C’est dire aussi si cette petite femme d’un mètre cinquante, à l’humour ravageur, au style un peu grand mère, infatigable pédagogue, grande économiste, est sans conteste la femme la plus puissante, la plus influente sur la planète.

Janet Yellen va mettre fin à une politique qui a sans aucun doute permis au monde d’échapper à une crise plus grave encore que celle de 1929. C’était il y a un peu plus de sept ans, la planète financière menaçait de s’écrouler après la faillite du géant Lehman Brothers. La finance folle avait mis le feu à l’économie mondiale. Avec un pragmatisme américain sans état d’âme, le prédécesseur de Janet Yellen avait ouvert les vannes, ramené à zéro les taux d’intérêt, du jamais vu dans l’histoire, injecté ainsi massivement de l’argent dans le système pour éviter les faillites en cascade.

6674 milliards de dollars injectés dans le système financier

Le crash mondial a été évité, d’autant que  la FED est suivie très vite par la Banque d’Angleterre, puis par la banque du Japon et enfin, beaucoup plus tard, en mars 2015 par la banque centrale européenne : tous se sont lancés ainsi dans une vaste opération dite de "Quantitative Easing", c’est à dire tout simplement une version améliorée de la bonne vieille planche à billets.
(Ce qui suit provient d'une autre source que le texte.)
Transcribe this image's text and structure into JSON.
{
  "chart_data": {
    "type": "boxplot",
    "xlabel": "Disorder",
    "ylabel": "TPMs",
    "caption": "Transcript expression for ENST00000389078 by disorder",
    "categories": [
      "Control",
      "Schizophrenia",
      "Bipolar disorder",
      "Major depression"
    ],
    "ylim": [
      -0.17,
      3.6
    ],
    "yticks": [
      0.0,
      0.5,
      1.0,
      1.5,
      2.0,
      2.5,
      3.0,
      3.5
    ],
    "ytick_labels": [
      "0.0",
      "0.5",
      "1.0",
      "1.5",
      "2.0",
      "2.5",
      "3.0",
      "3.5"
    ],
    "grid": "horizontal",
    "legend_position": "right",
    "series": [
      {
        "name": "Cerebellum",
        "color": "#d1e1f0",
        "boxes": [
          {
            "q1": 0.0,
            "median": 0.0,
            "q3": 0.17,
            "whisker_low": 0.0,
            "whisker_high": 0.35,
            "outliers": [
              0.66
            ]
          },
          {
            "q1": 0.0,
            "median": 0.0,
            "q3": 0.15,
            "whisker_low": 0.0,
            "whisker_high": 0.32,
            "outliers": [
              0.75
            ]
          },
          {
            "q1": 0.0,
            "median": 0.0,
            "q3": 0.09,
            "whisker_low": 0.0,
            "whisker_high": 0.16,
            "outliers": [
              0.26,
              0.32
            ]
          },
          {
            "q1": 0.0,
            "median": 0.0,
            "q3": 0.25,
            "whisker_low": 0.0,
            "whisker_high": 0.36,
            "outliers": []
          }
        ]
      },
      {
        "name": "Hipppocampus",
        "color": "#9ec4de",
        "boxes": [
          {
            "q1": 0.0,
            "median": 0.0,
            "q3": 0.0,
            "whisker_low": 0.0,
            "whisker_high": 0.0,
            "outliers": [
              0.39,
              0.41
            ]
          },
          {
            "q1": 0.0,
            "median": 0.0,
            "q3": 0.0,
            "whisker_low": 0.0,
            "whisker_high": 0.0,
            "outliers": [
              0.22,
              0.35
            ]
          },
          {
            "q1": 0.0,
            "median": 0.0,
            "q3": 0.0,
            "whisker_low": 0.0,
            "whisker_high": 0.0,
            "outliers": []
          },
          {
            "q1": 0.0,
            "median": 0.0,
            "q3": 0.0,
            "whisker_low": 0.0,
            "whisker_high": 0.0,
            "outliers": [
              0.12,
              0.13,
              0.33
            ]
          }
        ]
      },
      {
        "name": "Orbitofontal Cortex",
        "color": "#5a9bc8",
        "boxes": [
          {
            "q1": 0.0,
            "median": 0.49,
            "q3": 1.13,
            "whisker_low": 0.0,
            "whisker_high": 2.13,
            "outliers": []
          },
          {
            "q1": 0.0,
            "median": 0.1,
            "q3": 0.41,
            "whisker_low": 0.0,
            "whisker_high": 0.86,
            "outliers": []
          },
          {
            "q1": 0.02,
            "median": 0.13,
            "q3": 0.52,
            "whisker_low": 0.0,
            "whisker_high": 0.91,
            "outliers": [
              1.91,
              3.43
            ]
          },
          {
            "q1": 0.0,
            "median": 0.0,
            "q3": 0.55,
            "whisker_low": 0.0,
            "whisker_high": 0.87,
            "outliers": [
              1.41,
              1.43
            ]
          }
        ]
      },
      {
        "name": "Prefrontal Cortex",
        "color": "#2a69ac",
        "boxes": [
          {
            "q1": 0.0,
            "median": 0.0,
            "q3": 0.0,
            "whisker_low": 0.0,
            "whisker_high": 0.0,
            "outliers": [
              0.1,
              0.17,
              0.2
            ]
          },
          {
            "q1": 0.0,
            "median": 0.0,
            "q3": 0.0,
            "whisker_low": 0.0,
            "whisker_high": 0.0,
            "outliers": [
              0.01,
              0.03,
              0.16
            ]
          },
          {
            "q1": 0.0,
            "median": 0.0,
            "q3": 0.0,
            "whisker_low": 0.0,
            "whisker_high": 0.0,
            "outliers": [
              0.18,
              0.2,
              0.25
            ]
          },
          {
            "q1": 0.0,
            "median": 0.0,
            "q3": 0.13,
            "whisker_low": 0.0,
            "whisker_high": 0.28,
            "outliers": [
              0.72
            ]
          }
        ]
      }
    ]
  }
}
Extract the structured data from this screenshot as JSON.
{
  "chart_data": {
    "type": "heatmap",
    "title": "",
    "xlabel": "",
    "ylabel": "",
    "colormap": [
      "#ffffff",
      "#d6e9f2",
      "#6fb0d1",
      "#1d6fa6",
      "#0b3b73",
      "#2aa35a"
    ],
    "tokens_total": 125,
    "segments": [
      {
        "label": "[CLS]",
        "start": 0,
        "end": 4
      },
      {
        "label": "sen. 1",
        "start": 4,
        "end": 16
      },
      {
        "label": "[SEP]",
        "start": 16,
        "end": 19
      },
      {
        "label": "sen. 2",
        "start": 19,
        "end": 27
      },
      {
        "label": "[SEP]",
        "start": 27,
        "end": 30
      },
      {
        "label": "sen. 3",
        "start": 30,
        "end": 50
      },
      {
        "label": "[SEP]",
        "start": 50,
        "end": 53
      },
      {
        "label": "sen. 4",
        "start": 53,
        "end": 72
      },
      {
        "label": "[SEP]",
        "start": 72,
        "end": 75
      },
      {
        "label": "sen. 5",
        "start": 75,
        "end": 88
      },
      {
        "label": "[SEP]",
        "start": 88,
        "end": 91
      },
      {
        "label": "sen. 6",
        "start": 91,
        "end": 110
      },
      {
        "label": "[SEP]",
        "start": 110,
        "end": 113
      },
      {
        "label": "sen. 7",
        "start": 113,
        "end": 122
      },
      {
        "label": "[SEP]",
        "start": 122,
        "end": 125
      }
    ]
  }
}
Au total, 6674 milliards de dollars ont été injectés dans le système financier en une poignée d’année. C’est sans précédent. Cela a permis de prêter de l’argent à tout va, d’éviter au minimum les mois de récession, d’écarter le spectre de la déflation, et de doper la croissance.

Pourquoi la FED met un terme au "Quantitative Easing" ?

Il y a au moins deux raisons et un problème. La première raison, la plus forte, c’est que si vous continuez ainsi, vous n’avez plus d’armes quand arrive la prochaine crise. Or l’économie est faite de cycles, de hauts et de bas, et les bas reviendront un jour. Donc il est urgent d’assainir le système, d’autant que cet argent facile a créé des bulles sur les marchés, et qu’il faut éviter de provoquer un prochain krach boursier. 

  

La deuxième raison qui pousse la FED à agir, c’est que la croissance est revenue aux Etats-Unis, que le pari a été gagné, certes ça a été long, la croissance a été moins forte que prévue, mais le chômage est retombé à son plus bas niveau, à un petit 5%, il n’y a donc plus de raison d’utiliser plus longtemps une arme qui doit demeurer exceptionnelle.

Le problème c’est que cet argent facile déversé par les banques centrales est comme une drogue dure. On ne sait pas comment s’en passer. Tous les acteurs du système sont devenus "accros". Tout le monde s'est endetté. Plus grave, il n’est pas sûr que les économistes, même les meilleurs, sachent trouver le remède, tant la situation est sans précédent historique.

Les banquiers centraux ont sauvé la planète mais ils ont aussi joué aux apprentis sorciers. En inversant la politique monétaire américaine, Janet Yellen fera aussi entrer l’économie mondiale en une terre inconnue, une terra incognita.